1992 was the year Bill Clinton became US President, Charles and Di split and, on the 11th April, when Nintendo launched its new console in the UK. The Super Nintendo Entertainment System cost £150.
UK Nintendo fans had been waiting nearly a year-and-a-half for the console's launch (nothing unusual at the time) ever since the Super Famicom first released in Japan in November 1990.
The SNES would go on to sell over 49 million units: less than its predecessor, but enough to make it the clear winner of the generation. The Sega Mega Drive, its main competitor, sold 39 million, the TurboGrafx-16 sold 10 million.

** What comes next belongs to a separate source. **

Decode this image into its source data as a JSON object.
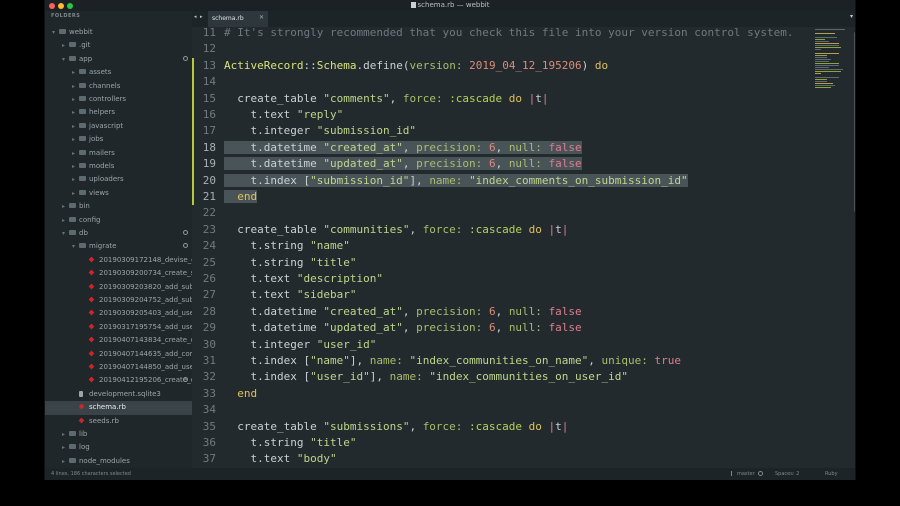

The SNES provided a fine home for some of Nintendo's much-loved classics, with the developer's most high-profile franchise represented from the off in the excellent Super Mario World.
But the SNES would also become a birthing ground for other standout series. Futuristic racer F-Zero quickly flew the flag for new Nintendo franchises, while Pilotwings, Star Fox and Super Mario Kart followed.
Nintendo also stunned with strong continuations to existing series, such as Super Metroid and The Legend of Zelda: A Link to the Past.
It was a system that saw plenty of success from non-Nintendo developers too. Capcom's various Street Fighter 2 versions sold over 10 million combined units, Killer Instinct helped put an increasingly-impressive British developer named Rare on the map, while Japanese RPG powerhouse Square was busy pumping out classics such as Chrono Trigger and Secret of Mana.
It was Rare that would provide one of the SNES' best-loved and graphically most stunning titles in the console's autumn years: Donkey Kong Country. It had the looks of 32-bit and CD-ROM based consoles and the second-best sales of any SNES game, behind only Mario himself.